How should there be?
It began with fasting and went on to holy brother Klaus, who – as one pupil knew – of course did not completely renounce food, but lived only on the Eucharist for twenty years. When we then came to the Catholic understanding of the Eucharist with the belief in the – with our senses imperceptible – change of bread and wine in the body and blood of Christ and I looked at interested faces, I said to the class: «So, let’s leave briefly history lesson and let’s take a leap into the sphere of faith! ” I opened my little digression with the fact that today, for many people, only what is recognized as real is what we can smell, touch, taste, hear and, above all, see. We banish everything else to the realm of fairy tales and fantasy. We can, but we have to critically investigate by asking ourselves how the people around us would have reacted a few hundred years ago if we had told them about ultraviolet light or radioactive radiation. Head shaking and words like “weirdo” would have been the reactions to it. We couldn’t have blamed them. After all, we cannot perceive both – how should they exist then?

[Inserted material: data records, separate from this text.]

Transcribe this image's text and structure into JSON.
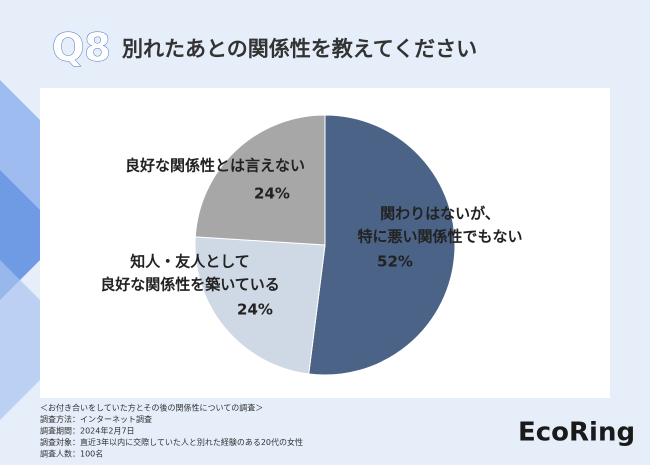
{
  "question": "Q8",
  "chart_data": {
    "type": "pie",
    "title": "別れたあとの関係性を教えてください",
    "categories": [
      [
        "関わりはないが、",
        "特に悪い関係性でもない"
      ],
      [
        "知人・友人として",
        "良好な関係性を築いている"
      ],
      [
        "良好な関係性とは言えない"
      ]
    ],
    "values": [
      52,
      24,
      24
    ],
    "value_labels": [
      "52%",
      "24%",
      "24%"
    ],
    "colors": [
      "#4b6386",
      "#cfd8e5",
      "#a7a7a7"
    ]
  },
  "notes": [
    "＜お付き合いをしていた方とその後の関係性についての調査＞",
    "調査方法：インターネット調査",
    "調査期間：2024年2月7日",
    "調査対象：直近3年以内に交際していた人と別れた経験のある20代の女性",
    "調査人数：100名"
  ],
  "logo": "EcoRing"
}
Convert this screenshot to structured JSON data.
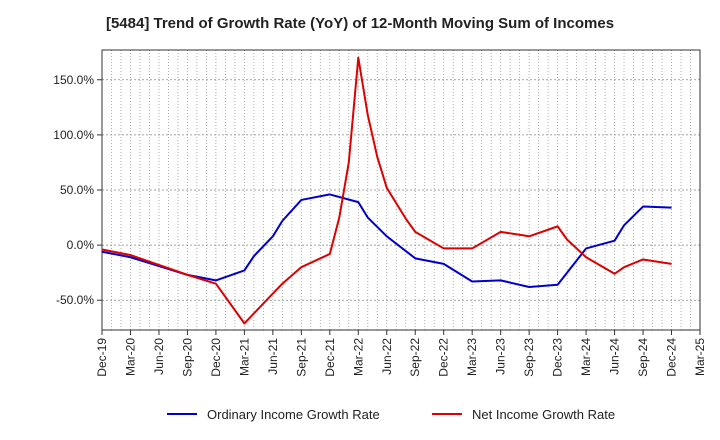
{
  "chart_data": {
    "type": "line",
    "title": "[5484]  Trend of Growth Rate (YoY) of 12-Month Moving Sum of Incomes",
    "xlabel": "",
    "ylabel": "",
    "ylim": [
      -77,
      177
    ],
    "y_ticks": [
      -50,
      0,
      50,
      100,
      150
    ],
    "y_tick_labels": [
      "-50.0%",
      "0.0%",
      "50.0%",
      "100.0%",
      "150.0%"
    ],
    "x_tick_labels": [
      "Dec-19",
      "Mar-20",
      "Jun-20",
      "Sep-20",
      "Dec-20",
      "Mar-21",
      "Jun-21",
      "Sep-21",
      "Dec-21",
      "Mar-22",
      "Jun-22",
      "Sep-22",
      "Dec-22",
      "Mar-23",
      "Jun-23",
      "Sep-23",
      "Dec-23",
      "Mar-24",
      "Jun-24",
      "Sep-24",
      "Dec-24",
      "Mar-25"
    ],
    "x_months": [
      "2019-12",
      "2020-01",
      "2020-02",
      "2020-03",
      "2020-04",
      "2020-05",
      "2020-06",
      "2020-07",
      "2020-08",
      "2020-09",
      "2020-10",
      "2020-11",
      "2020-12",
      "2021-01",
      "2021-02",
      "2021-03",
      "2021-04",
      "2021-05",
      "2021-06",
      "2021-07",
      "2021-08",
      "2021-09",
      "2021-10",
      "2021-11",
      "2021-12",
      "2022-01",
      "2022-02",
      "2022-03",
      "2022-04",
      "2022-05",
      "2022-06",
      "2022-07",
      "2022-08",
      "2022-09",
      "2022-10",
      "2022-11",
      "2022-12",
      "2023-01",
      "2023-02",
      "2023-03",
      "2023-04",
      "2023-05",
      "2023-06",
      "2023-07",
      "2023-08",
      "2023-09",
      "2023-10",
      "2023-11",
      "2023-12",
      "2024-01",
      "2024-02",
      "2024-03",
      "2024-04",
      "2024-05",
      "2024-06",
      "2024-07",
      "2024-08",
      "2024-09",
      "2024-10",
      "2024-11",
      "2024-12",
      "2025-01",
      "2025-02",
      "2025-03"
    ],
    "grid": true,
    "legend_position": "bottom",
    "series": [
      {
        "name": "Ordinary Income Growth Rate",
        "color": "#0000cc",
        "points": [
          [
            "2019-12",
            -6
          ],
          [
            "2020-03",
            -11
          ],
          [
            "2020-06",
            -19
          ],
          [
            "2020-09",
            -27
          ],
          [
            "2020-12",
            -32
          ],
          [
            "2021-03",
            -23
          ],
          [
            "2021-04",
            -10
          ],
          [
            "2021-06",
            8
          ],
          [
            "2021-07",
            22
          ],
          [
            "2021-09",
            41
          ],
          [
            "2021-12",
            46
          ],
          [
            "2022-03",
            39
          ],
          [
            "2022-04",
            25
          ],
          [
            "2022-06",
            8
          ],
          [
            "2022-09",
            -12
          ],
          [
            "2022-12",
            -17
          ],
          [
            "2023-03",
            -33
          ],
          [
            "2023-06",
            -32
          ],
          [
            "2023-09",
            -38
          ],
          [
            "2023-12",
            -36
          ],
          [
            "2024-03",
            -3
          ],
          [
            "2024-06",
            4
          ],
          [
            "2024-07",
            18
          ],
          [
            "2024-09",
            35
          ],
          [
            "2024-12",
            34
          ]
        ]
      },
      {
        "name": "Net Income Growth Rate",
        "color": "#dd0000",
        "points": [
          [
            "2019-12",
            -4
          ],
          [
            "2020-03",
            -9
          ],
          [
            "2020-06",
            -18
          ],
          [
            "2020-09",
            -27
          ],
          [
            "2020-12",
            -35
          ],
          [
            "2021-03",
            -71
          ],
          [
            "2021-04",
            -62
          ],
          [
            "2021-06",
            -44
          ],
          [
            "2021-07",
            -35
          ],
          [
            "2021-09",
            -20
          ],
          [
            "2021-12",
            -8
          ],
          [
            "2022-01",
            25
          ],
          [
            "2022-02",
            75
          ],
          [
            "2022-03",
            170
          ],
          [
            "2022-04",
            118
          ],
          [
            "2022-05",
            80
          ],
          [
            "2022-06",
            52
          ],
          [
            "2022-07",
            38
          ],
          [
            "2022-08",
            24
          ],
          [
            "2022-09",
            12
          ],
          [
            "2022-12",
            -3
          ],
          [
            "2023-03",
            -3
          ],
          [
            "2023-06",
            12
          ],
          [
            "2023-09",
            8
          ],
          [
            "2023-12",
            17
          ],
          [
            "2024-01",
            5
          ],
          [
            "2024-03",
            -11
          ],
          [
            "2024-06",
            -26
          ],
          [
            "2024-07",
            -20
          ],
          [
            "2024-09",
            -13
          ],
          [
            "2024-12",
            -17
          ]
        ]
      }
    ]
  }
}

However, other living beings can perceive these realities: birds and fish, for example, are able to recognize light in the UV range. Most insects are also attracted to UV stains on flowers that the human eye is unable to see. We would know in a hiss that there is so much in the world … Some of what we cannot recognize with our senses, we have now made perceptible for us with technical aids. For example, we can now also see UV light. And since the beginning of the last century, thanks to the electron microscope, we have also been able to detect viruses whose existence had previously only been postulated on the basis of their effects after an attack on an organism.
So by now we would know that there are some things in the world that actually exist without our being able to perceive them with our five senses. Consequently, this leads to the question of whether there is perhaps more that exists just as real, but for which we have simply not yet developed any tools for recognizing. Can we perhaps explain in the future why we immediately find some people sympathetic, but hardly others? Can we ever bring love at first sight to paper, in black and white, without having to rely on a vague gut feeling that is so difficult to put into words, let alone can be objectively proven?
In the head, such “arguments” seem to be logical. And yet many often find it difficult to imagine that something else should happen when the body of a deceased is laid in the ground, because we only see that it is decaying. Not more.
“So, let’s get back to the actual topic,” I said finally, to resume history class. However, there is only a separation between these two topics in the classroom. She certainly doesn’t know life.
«We cannot perceive it.
How should they exist then? “
Father Thomas Fässler
(* 1984) has been a monk at Einsiedeln Abbey since 2006. He studied theology, history and Latin and teaches at the monastic collegiate school, where he also works as a school chaplain and acolyte carer.